2024-06-18
Some things on how ZFS System Attributes are stored
To summarize, ZFS's System Attributes (SAs)
are a way for ZFS to pack a somewhat arbitrary collection of
additional information, such as the parent directory of things and symbolic link targets,
into ZFS dnodes in a general and flexible
way that doesn't hard code the specific combinations of attributes
that can be used together. ZFS system attributes are normally stored
in extra space in dnodes that's called the bonus buffer, but the
system attributes can overflow to a spill block if necessary.
I've written more about the high level side of this in my entry
on ZFS SAs, but today I'm going to write up
some concrete details of what you'd see when you look at a ZFS
filesystem with tools like zdb
.
When ZFS stores the SAs for a particular dnode, it simply packs all of their values together in a blob of data. It knows which part of the blob is which through an attribute layout, which tells it which attributes are in the layout and in what order. Attribute layouts are created and registered as they are needed, which is to say when some dnode wants to use that particular combination of attributes. Generally there are only a few combinations of system attributes that get used, so a typical ZFS filesystem will not have many SA layouts. System attributes are numbered, but the specific numbering may differ from filesystem to filesystem. In practice it probably mostly won't, since most attributes usually get registered pretty early in the life of a ZFS filesystem and in a predictable order.
(For example, the creation of a ZFS filesystem necessarily means creating a directory dnode for its top level, so all of the system attributes used for directories will immediately get registered, along with an attribute layout.)

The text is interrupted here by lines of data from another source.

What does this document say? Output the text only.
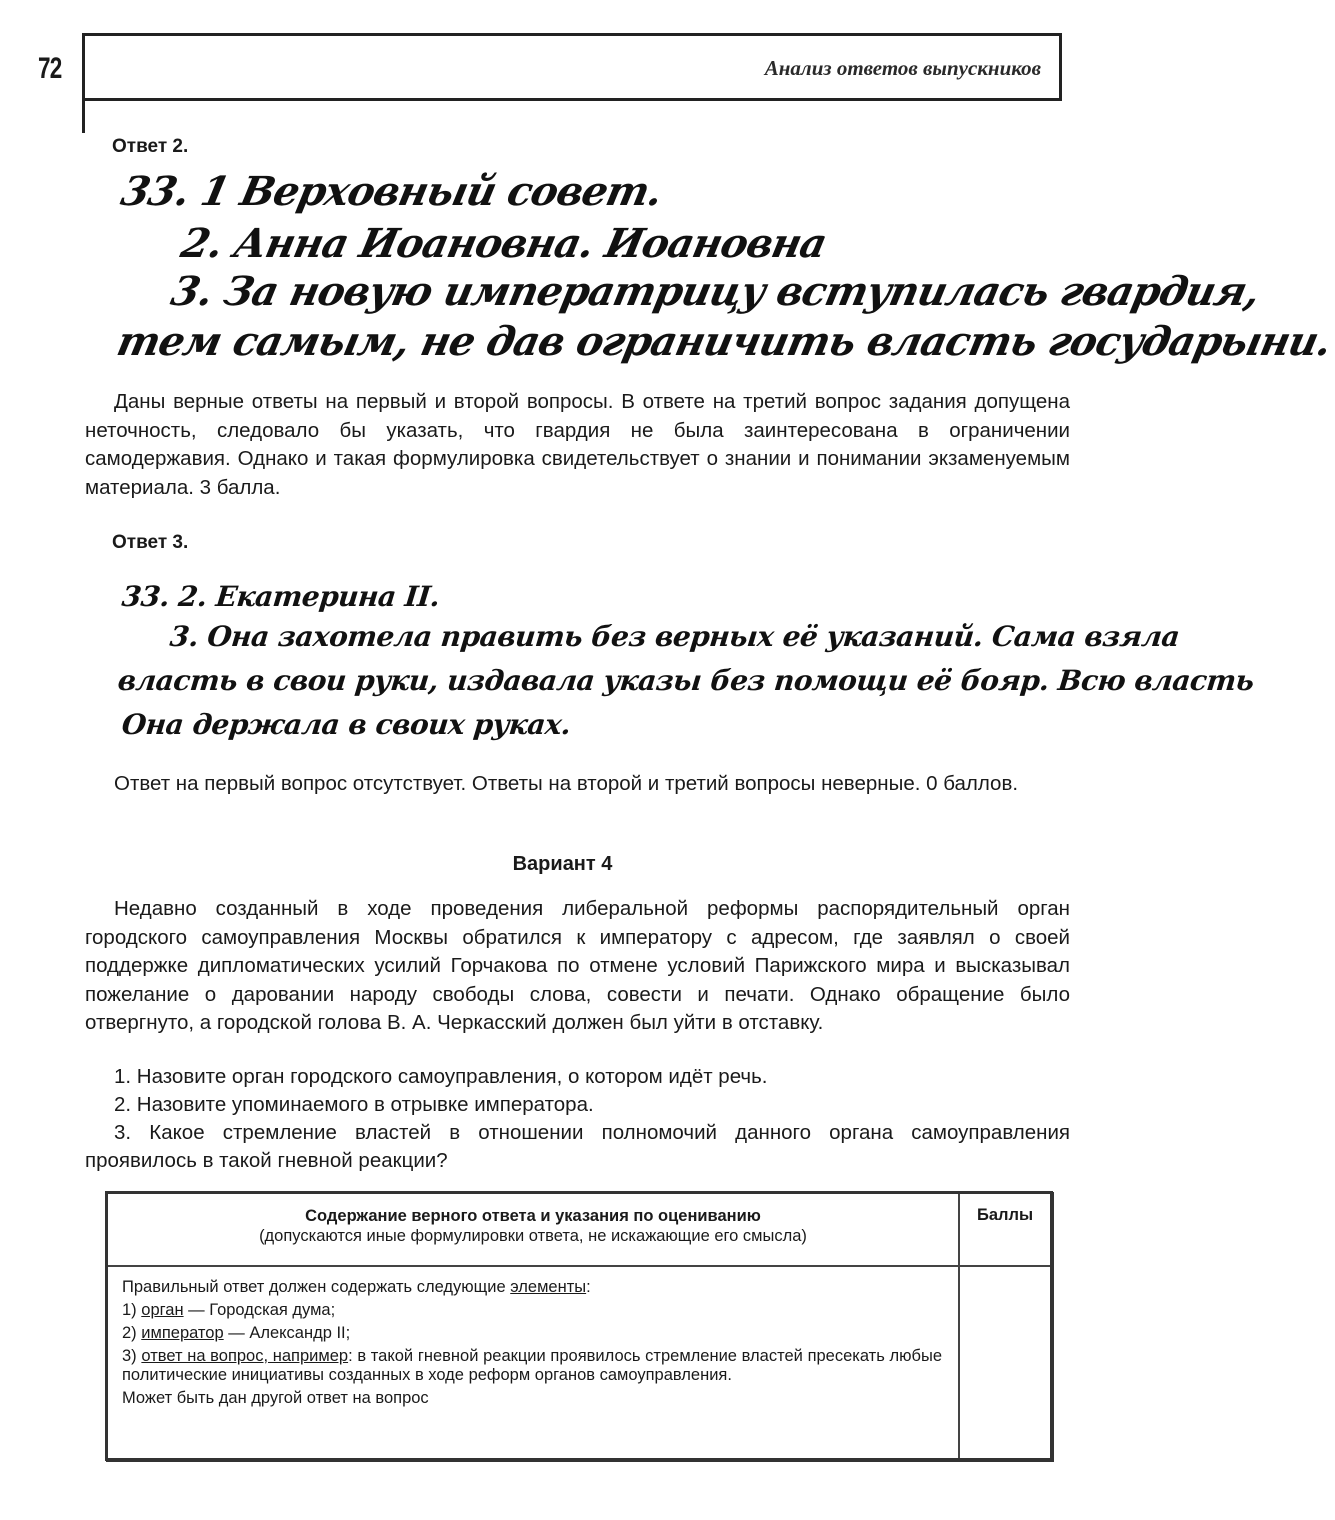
72	Анализ ответов выпускников
Ответ 2.
33. 1 Верховный совет.
2. Анна Иоановна. Иоановна
3. За новую императрицу вступилась гвардия,
тем самым, не дав ограничить власть государыни.

Даны верные ответы на первый и второй вопросы. В ответе на третий вопрос задания допущена неточность, следовало бы указать, что гвардия не была заинтересована в ограничении самодержавия. Однако и такая формулировка свидетельствует о знании и понимании экзаменуемым материала. 3 балла.

Ответ 3.
33. 2. Екатерина II.
3. Она захотела править без верных её указаний. Сама взяла
власть в свои руки, издавала указы без помощи её бояр. Всю власть
Она держала в своих руках.

Ответ на первый вопрос отсутствует. Ответы на второй и третий вопросы неверные. 0 баллов.

Вариант 4

Недавно созданный в ходе проведения либеральной реформы распорядительный орган городского самоуправления Москвы обратился к императору с адресом, где заявлял о своей поддержке дипломатических усилий Горчакова по отмене условий Парижского мира и высказывал пожелание о даровании народу свободы слова, совести и печати. Однако обращение было отвергнуто, а городской голова В. А. Черкасский должен был уйти в отставку.

1. Назовите орган городского самоуправления, о котором идёт речь.

2. Назовите упоминаемого в отрывке императора.

3. Какое стремление властей в отношении полномочий данного органа самоуправления проявилось в такой гневной реакции?

Содержание верного ответа и указания по оцениванию
(допускаются иные формулировки ответа, не искажающие его смысла)
Баллы

Правильный ответ должен содержать следующие элементы:

1) орган — Городская дума;

2) император — Александр II;

3) ответ на вопрос, например: в такой гневной реакции проявилось стремление властей пресекать любые политические инициативы созданных в ходе реформ органов самоуправления.

Может быть дан другой ответ на вопрос
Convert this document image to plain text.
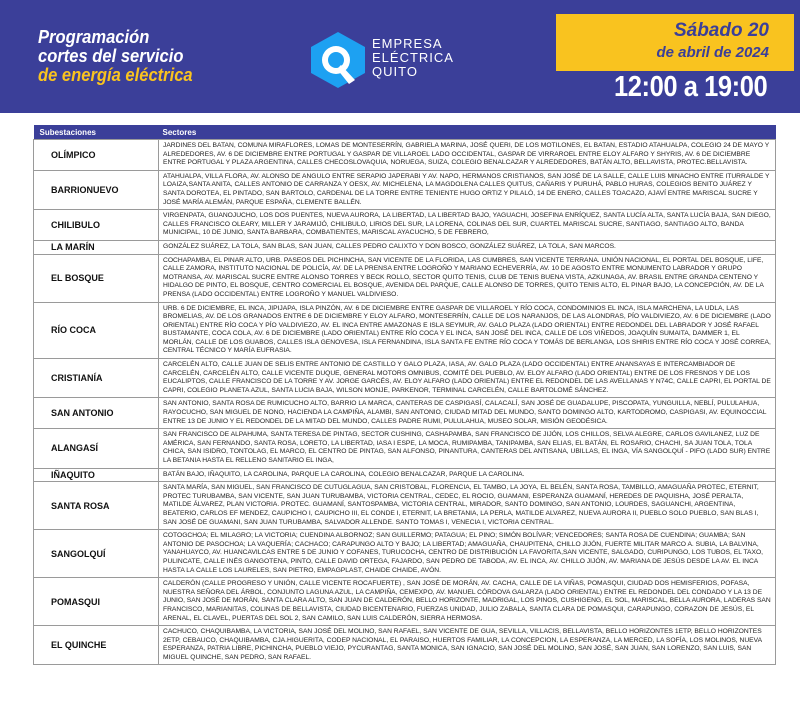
Programación
cortes del servicio
de energía eléctrica
EMPRESA
ELÉCTRICA
QUITO
Sábado 20
de abril de 2024
12:00 a 19:00
Subestaciones	Sectores
OLÍMPICO	JARDINES DEL BATAN, COMUNA MIRAFLORES, LOMAS DE MONTESERRÍN, GABRIELA MARINA, JOSÉ QUERI, DE LOS MOTILONES, EL BATAN, ESTADIO ATAHUALPA, COLEGIO 24 DE MAYO Y ALREDEDORES, AV. 6 DE DICIEMBRE ENTRE PORTUGAL Y GASPAR DE VILLAROEL LADO OCCIDENTAL, GASPAR DE VIRRAROEL ENTRE ELOY ALFARO Y SHYRIS, AV. 6 DE DICIEMBRE ENTRE PORTUGAL Y PLAZA ARGENTINA, CALLES CHECOSLOVAQUIA, NORUEGA, SUIZA, COLEGIO BENALCAZAR Y ALREDEDORES, BATÁN ALTO, BELLAVISTA, PROTEC.BELLAVISTA.
BARRIONUEVO	ATAHUALPA, VILLA FLORA, AV. ALONSO DE ANGULO ENTRE SERAPIO JAPERABI Y AV. NAPO, HERMANOS CRISTIANOS, SAN JOSÉ DE LA SALLE, CALLE LUIS MINACHO ENTRE ITURRALDE Y LOAIZA,SANTA ANITA, CALLES ANTONIO DE CARRANZA Y OESX, AV. MICHELENA, LA MAGDOLENA CALLES QUITUS, CAÑARIS Y PURUHÁ, PABLO HURAS, COLEGIOS BENITO JUÁREZ Y SANTA DOROTEA, EL PINTADO, SAN BARTOLO, CARDENAL DE LA TORRE ENTRE TENIENTE HUGO ORTIZ Y PILALÓ, 14 DE ENERO, CALLES TOACAZO, AJAVÍ ENTRE MARISCAL SUCRE Y JOSÉ MARÍA ALEMÁN, PARQUE ESPAÑA, CLEMENTE BALLÉN.
CHILIBULO	VIRGENPATA, GUANOJUCHO, LOS DOS PUENTES, NUEVA AURORA, LA LIBERTAD, LA LIBERTAD BAJO, YAGUACHI, JOSEFINA ENRÍQUEZ, SANTA LUCÍA ALTA, SANTA LUCÍA BAJA, SAN DIEGO, CALLES FRANCISCO OLEARY, MILLER Y JARAMIJÓ, CHILIBULO, LIRIOS DEL SUR, LA LORENA, COLINAS DEL SUR, CUARTEL MARISCAL SUCRE, SANTIAGO, SANTIAGO ALTO, BANDA MUNICIPAL, 10 DE JUNIO, SANTA BARBARA, COMBATIENTES, MARISCAL AYACUCHO, 5 DE FEBRERO,
LA MARÍN	GONZÁLEZ SUÁREZ, LA TOLA, SAN BLAS, SAN JUAN, CALLES PEDRO CALIXTO Y DON BOSCO, GONZÁLEZ SUÁREZ, LA TOLA, SAN MARCOS.
EL BOSQUE	COCHAPAMBA, EL PINAR ALTO, URB. PASEOS DEL PICHINCHA, SAN VICENTE DE LA FLORIDA, LAS CUMBRES, SAN VICENTE TERRANA. UNIÓN NACIONAL, EL PORTAL DEL BOSQUE, LIFE, CALLE ZAMORA, INSTITUTO NACIONAL DE POLICÍA, AV. DE LA PRENSA ENTRE LOGROÑO Y MARIANO ECHEVERRÍA, AV. 10 DE AGOSTO ENTRE MONUMENTO LABRADOR Y GRUPO MOTRANSA, AV. MARISCAL SUCRE ENTRE ALONSO TORRES Y BECK ROLLO, SECTOR QUITO TENIS, CLUB DE TENIS BUENA VISTA, AZKUNAGA, AV. BRASIL ENTRE GRANDA CENTENO Y HIDALGO DE PINTO, EL BOSQUE, CENTRO COMERCIAL EL BOSQUE, AVENIDA DEL PARQUE, CALLE ALONSO DE TORRES, QUITO TENIS ALTO, EL PINAR BAJO, LA CONCEPCIÓN, AV. DE LA PRENSA (LADO OCCIDENTAL) ENTRE LOGROÑO Y MANUEL VALDIVIESO.
RÍO COCA	URB. 6 DE DICIEMBRE, EL INCA, JIPIJAPA, ISLA PINZÓN, AV. 6 DE DICIEMBRE ENTRE GASPAR DE VILLAROEL Y RÍO COCA, CONDOMINIOS EL INCA, ISLA MARCHENA, LA UDLA, LAS BROMELIAS, AV. DE LOS GRANADOS ENTRE 6 DE DICIEMBRE Y ELOY ALFARO, MONTESERRÍN, CALLE DE LOS NARANJOS, DE LAS ALONDRAS, PÍO VALDIVIEZO, AV. 6 DE DICIEMBRE (LADO ORIENTAL) ENTRE RÍO COCA Y PÍO VALDIVIEZO, AV. EL INCA ENTRE AMAZONAS E ISLA SEYMUR, AV. GALO PLAZA (LADO ORIENTAL) ENTRE REDONDEL DEL LABRADOR Y JOSÉ RAFAEL BUSTAMANTE, COCA COLA, AV. 6 DE DICIEMBRE (LADO ORIENTAL) ENTRE RÍO COCA Y EL INCA, SAN JOSÉ DEL INCA, CALLE DE LOS VIÑEDOS, JOAQUÍN SUMAITA, DAMMER 1, EL MORLÁN, CALLE DE LOS GUABOS, CALLES ISLA GENOVESA, ISLA FERNANDINA, ISLA SANTA FE ENTRE RÍO COCA Y TOMÁS DE BERLANGA, LOS SHIRIS ENTRE RÍO COCA Y JOSÉ CORREA, CENTRAL TÉCNICO Y MARÍA EUFRASIA.
CRISTIANÍA	CARCELÉN ALTO, CALLE JUAN DE SELIS ENTRE ANTONIO DE CASTILLO Y GALO PLAZA, IASA, AV. GALO PLAZA (LADO OCCIDENTAL) ENTRE ANANSAYAS E INTERCAMBIADOR DE CARCELÉN, CARCELÉN ALTO, CALLE VICENTE DUQUE, GENERAL MOTORS OMNIBUS, COMITÉ DEL PUEBLO, AV. ELOY ALFARO (LADO ORIENTAL) ENTRE DE LOS FRESNOS Y DE LOS EUCALIPTOS, CALLE FRANCISCO DE LA TORRE Y AV. JORGE GARCÉS, AV. ELOY ALFARO (LADO ORIENTAL) ENTRE EL REDONDEL DE LAS AVELLANAS Y N74C, CALLE CAPRI, EL PORTAL DE CAPRI, COLEGIO PLANETA AZUL, SANTA LUCIA BAJA, WILSON MONJE, PARKENOR, TERMINAL CARCELÉN, CALLE BARTOLOMÉ SÁNCHEZ.
SAN ANTONIO	SAN ANTONIO, SANTA ROSA DE RUMICUCHO ALTO, BARRIO LA MARCA, CANTERAS DE CASPIGASÍ, CALACALÍ, SAN JOSÉ DE GUADALUPE, PISCOPATA, YUNGUILLA, NEBLÍ, PULULAHUA, RAYOCUCHO, SAN MIGUEL DE NONO, HACIENDA LA CAMPIÑA, ALAMBI, SAN ANTONIO, CIUDAD MITAD DEL MUNDO, SANTO DOMINGO ALTO, KARTODROMO, CASPIGASI, AV. EQUINOCCIAL ENTRE 13 DE JUNIO Y EL REDONDEL DE LA MITAD DEL MUNDO, CALLES PADRE RUMI, PULULAHUA, MUSEO SOLAR, MISIÓN GEODÉSICA.
ALANGASÍ	SAN FRANCISCO DE ALPAHUMA, SANTA TERESA DE PINTAG, SECTOR CUSHING, CASHAPAMBA, SAN FRANCISCO DE JIJÓN, LOS CHILLOS, SELVA ALEGRE, CARLOS GAVILANEZ, LUZ DE AMÉRICA, SAN FERNANDO, SANTA ROSA, LORETO, LA LIBERTAD, IASA I ESPE, LA MOCA, RUMIPAMBA, TANIPAMBA, SAN ELIAS, EL BATÁN, EL ROSARIO, CHACHI, SA JUAN TOLA, TOLA CHICA, SAN ISIDRO, TONTOLAG, EL MARCO, EL CENTRO DE PINTAG, SAN ALFONSO, PINANTURA, CANTERAS DEL ANTISANA, UBILLAS, EL INGA, VÍA SANGOLQUÍ - PIFO (LADO SUR) ENTRE LA BETANIA HASTA EL RELLENO SANITARIO EL INGA,
IÑAQUITO	BATÁN BAJO, IÑAQUITO, LA CAROLINA, PARQUE LA CAROLINA, COLEGIO BENALCAZAR, PARQUE LA CAROLINA.
SANTA ROSA	SANTA MARÍA, SAN MIGUEL, SAN FRANCISCO DE CUTUGLAGUA, SAN CRISTOBAL, FLORENCIA, EL TAMBO, LA JOYA, EL BELÉN, SANTA ROSA, TAMBILLO, AMAGUAÑA PROTEC, ETERNIT, PROTEC TURUBAMBA, SAN VICENTE, SAN JUAN TURUBAMBA, VICTORIA CENTRAL, CEDEC, EL ROCIO, GUAMANI, ESPERANZA GUAMANÍ, HEREDES DE PAQUISHA, JOSÉ PERALTA, MATILDE ÁLVAREZ, PLAN VICTORIA. PROTEC. GUAMANÍ, SANTOSPAMBA, VICTORIA CENTRAL, MIRADOR, SANTO DOMINGO, SAN ANTONIO, LOURDES, SAGUANCHI, ARGENTINA, BEATERIO, CARLOS EF MENDEZ, CAUPICHO I, CAUPICHO III, EL CONDE I, ETERNIT, LA BRETANIA, LA PERLA, MATILDE ALVAREZ, NUEVA AURORA II, PUEBLO SOLO PUEBLO, SAN BLAS I, SAN JOSÉ DE GUAMANI, SAN JUAN TURUBAMBA, SALVADOR ALLENDE. SANTO TOMAS I, VENECIA I, VICTORIA CENTRAL.
SANGOLQUÍ	COTOGCHOA; EL MILAGRO; LA VICTORIA; CUENDINA ALBORNOZ; SAN GUILLERMO; PATAGUA; EL PINO; SIMÓN BOLÍVAR; VENCEDORES; SANTA ROSA DE CUENDINA; GUAMBA; SAN ANTONIO DE PASOCHOA; LA VAQUERÍA; CACHACO; CARAPUNGO ALTO Y BAJO; LA LIBERTAD; AMAGUAÑA, CHAUPITENA, CHILLO JIJÓN, FUERTE MILITAR MARCO A. SUBIA, LA BALVINA, YANAHUAYCO, AV. HUANCAVILCAS ENTRE 5 DE JUNIO Y COFANES, TURUCOCHA, CENTRO DE DISTRIBUCIÓN LA FAVORITA,SAN VICENTE, SALGADO, CURIPUNGO, LOS TUBOS, EL TAXO, PULINCATE, CALLE INÉS GANGOTENA, PINTO, CALLE DAVID ORTEGA, FAJARDO, SAN PEDRO DE TABODA, AV. EL INCA, AV. CHILLO JIJÓN, AV. MARIANA DE JESÚS DESDE LA AV. EL INCA HASTA LA CALLE LOS LAURELES, SAN PIETRO, EMPAGPLAST, CHAIDE CHAIDE, AVÓN.
POMASQUI	CALDERÓN (CALLE PROGRESO Y UNIÓN, CALLE VICENTE ROCAFUERTE) , SAN JOSÉ DE MORÁN, AV. CACHA, CALLE DE LA VIÑAS, POMASQUI, CIUDAD DOS HEMISFERIOS, POFASA, NUESTRA SEÑORA DEL ÁRBOL, CONJUNTO LAGUNA AZUL, LA CAMPIÑA, CEMEXPO, AV. MANUEL CÓRDOVA GALARZA (LADO ORIENTAL) ENTRE EL REDONDEL DEL CONDADO Y LA 13 DE JUNIO, SAN JOSÉ DE MORÁN, SANTA CLARA ALTO, SAN JUAN DE CALDERÓN, BELLO HORIZONTE, MADRIGAL, LOS PINOS, CUSHIGENG, EL SOL, MARISCAL, BELLA AURORA, LADERAS SAN FRANCISCO, MARIANITAS, COLINAS DE BELLAVISTA, CIUDAD BICENTENARIO, FUERZAS UNIDAD, JULIO ZABALA, SANTA CLARA DE POMASQUI, CARAPUNGO, CORAZON DE JESÚS, EL ARENAL, EL CLAVEL, PUERTAS DEL SOL 2, SAN CAMILO, SAN LUIS CALDERÓN, SIERRA HERMOSA.
EL QUINCHE	CACHUCO, CHAQUIBAMBA, LA VICTORIA, SAN JOSÉ DEL MOLINO, SAN RAFAEL, SAN VICENTE DE GUA, SEVILLA, VILLACIS, BELLAVISTA, BELLO HORIZONTES 1ETP, BELLO HORIZONTES 2ETP, CEBAUCO, CHAQUIBAMBA, CJA.HIGUERITA, CODEP NACIONAL, EL PARAISO, HUERTOS FAMILIAR, LA CONCEPCION, LA ESPERANZA, LA MERCED, LA SOFÍA, LOS MOLINOS, NUEVA ESPERANZA, PATRIA LIBRE, PICHINCHA, PUEBLO VIEJO, PYCURANTAG, SANTA MONICA, SAN IGNACIO, SAN JOSÉ DEL MOLINO, SAN JOSÉ, SAN JUAN, SAN LORENZO, SAN LUIS, SAN MIGUEL QUINCHE, SAN PEDRO, SAN RAFAEL.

The attribute layout for a given dnode is not fixed when the file is created; instead, it varies depending on what system attributes that dnode needs at the moment. The high level ZFS code simply sets or clears specific system attributes on the dnode, and the low(er) level system attribute code takes care of either finding or creating an attribute layout that matches the current set of attributes the dnode has. Many system attributes are constant over the life of the dnode, but I think others can come and go, such as the system attributes used for xattrs.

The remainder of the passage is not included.